Prime Minister Benjamin Netanyahu praised the United States for its decision to slash payments to the controversial UN Relief and Works Agency for Palestine Refugees in the Near East (UNRWA) organization.
On Friday, the administration of U.S. President Donald Trump announced that it would cut nearly $300 million from its UNRWA funding and slammed the organization for perpetuating conflict between Israel and the Palestinians by perpetuating the idea that all Palestinians are refugees.
In a written statement released Friday, the State Department said the U.S. “will no longer commit further funding to this irredeemably flawed operation” and its “exponentially expanding community of entitled beneficiaries.” The United States said it would find other ways to fund projects to benefit the Palestinians.
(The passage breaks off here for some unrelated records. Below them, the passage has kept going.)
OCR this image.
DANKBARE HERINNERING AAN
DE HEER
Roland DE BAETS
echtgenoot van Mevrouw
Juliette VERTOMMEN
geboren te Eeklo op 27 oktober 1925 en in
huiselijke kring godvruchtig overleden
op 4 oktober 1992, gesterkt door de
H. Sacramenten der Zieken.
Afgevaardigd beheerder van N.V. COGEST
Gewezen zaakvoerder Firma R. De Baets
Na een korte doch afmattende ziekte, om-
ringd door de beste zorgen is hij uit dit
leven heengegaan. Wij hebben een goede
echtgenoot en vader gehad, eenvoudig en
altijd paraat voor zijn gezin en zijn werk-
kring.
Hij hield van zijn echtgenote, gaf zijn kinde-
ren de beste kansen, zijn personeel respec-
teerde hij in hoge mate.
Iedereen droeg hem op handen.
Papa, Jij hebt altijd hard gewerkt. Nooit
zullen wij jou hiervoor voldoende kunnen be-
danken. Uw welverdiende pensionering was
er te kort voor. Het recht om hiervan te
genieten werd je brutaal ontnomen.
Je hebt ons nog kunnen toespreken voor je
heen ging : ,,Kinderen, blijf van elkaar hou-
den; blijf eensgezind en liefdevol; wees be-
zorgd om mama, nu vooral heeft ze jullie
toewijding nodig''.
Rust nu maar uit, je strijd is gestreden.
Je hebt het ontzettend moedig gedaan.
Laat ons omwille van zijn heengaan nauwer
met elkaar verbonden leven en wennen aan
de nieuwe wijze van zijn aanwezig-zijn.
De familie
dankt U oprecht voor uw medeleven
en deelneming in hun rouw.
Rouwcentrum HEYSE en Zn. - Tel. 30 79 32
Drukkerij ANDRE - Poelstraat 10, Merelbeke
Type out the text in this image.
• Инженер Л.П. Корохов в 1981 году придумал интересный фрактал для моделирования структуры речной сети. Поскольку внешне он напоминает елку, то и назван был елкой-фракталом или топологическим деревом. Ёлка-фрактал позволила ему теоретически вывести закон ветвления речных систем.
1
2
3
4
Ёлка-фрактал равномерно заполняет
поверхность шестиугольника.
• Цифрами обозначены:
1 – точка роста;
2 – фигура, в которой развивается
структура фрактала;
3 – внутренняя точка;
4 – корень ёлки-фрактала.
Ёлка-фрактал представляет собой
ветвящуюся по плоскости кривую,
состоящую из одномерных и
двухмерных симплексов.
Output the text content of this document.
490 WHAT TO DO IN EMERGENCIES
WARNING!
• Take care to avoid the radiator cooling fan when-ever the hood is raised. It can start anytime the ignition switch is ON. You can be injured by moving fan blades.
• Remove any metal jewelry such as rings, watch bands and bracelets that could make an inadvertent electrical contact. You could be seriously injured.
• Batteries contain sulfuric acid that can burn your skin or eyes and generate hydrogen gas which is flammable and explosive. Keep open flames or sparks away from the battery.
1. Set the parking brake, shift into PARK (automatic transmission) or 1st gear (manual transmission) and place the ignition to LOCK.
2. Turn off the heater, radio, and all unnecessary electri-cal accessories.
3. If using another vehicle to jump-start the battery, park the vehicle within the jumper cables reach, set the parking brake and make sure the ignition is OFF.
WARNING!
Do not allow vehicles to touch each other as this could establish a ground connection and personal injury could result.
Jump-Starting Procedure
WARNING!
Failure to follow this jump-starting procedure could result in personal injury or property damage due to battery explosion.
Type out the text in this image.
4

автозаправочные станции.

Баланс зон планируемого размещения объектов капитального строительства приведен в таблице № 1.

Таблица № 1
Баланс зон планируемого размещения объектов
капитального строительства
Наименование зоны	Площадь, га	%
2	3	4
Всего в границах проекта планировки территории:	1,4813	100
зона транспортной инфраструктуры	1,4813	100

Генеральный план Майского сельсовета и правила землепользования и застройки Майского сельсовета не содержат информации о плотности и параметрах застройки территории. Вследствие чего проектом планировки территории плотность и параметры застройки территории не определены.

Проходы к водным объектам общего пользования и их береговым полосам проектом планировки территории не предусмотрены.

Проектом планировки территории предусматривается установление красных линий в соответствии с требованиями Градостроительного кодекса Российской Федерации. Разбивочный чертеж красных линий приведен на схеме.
Speaking at a ceremony for Israel’s first day of school, Netanyahu asked, “Have displaced people not come to us from various countries? Holocaust survivors torn from their land? They were displaced, survived and came here. Did we keep them in the status of refugees? No, we absorbed them, including hundreds of thousands of Jews who left all their property behind and were expelled from Arab countries in the [1948] War of Independence.”
“We did not keep them as refugees. We made them equal and contributing citizens of our state,” added Netanyahu. “That is not what is happening with the Palestinians, in which 70 years ago they created a special institution: not absorbing refugees, and instead perpetuating refugees.”
“That’s why the U.S. did something very important by stopping funding for the refugee perpetuation agency known as UNRWA,” Netanyahu continued. “It is finally starting to solve the problem. The funds must be taken and used to genuinely help rehabilitate the refugees, whose true number is a fraction of the number reported by UNRWA.”
The U.S. administration said it was willing to continue working with UNRWA if the body amended its numbers to reflect the number of people who were original refugees of the war in 1948. Though only tens of thousands of Palestinian Arabs were displaced in the war, UNRWA currently numbers refugees from the War of Independence at 5 million people. According to international law, refugee status cannot be automatically conferred on descendants by birth, and must reflect personal displacement as a result of war, persecution, or natural disaster.
Israel’s Foreign Ministry also praised the U.S. decision in a statement, deriding UNRWA as an entity whose “sole purpose is sustaining an illegitimate instrument aimed at the destruction of the State of Israel.”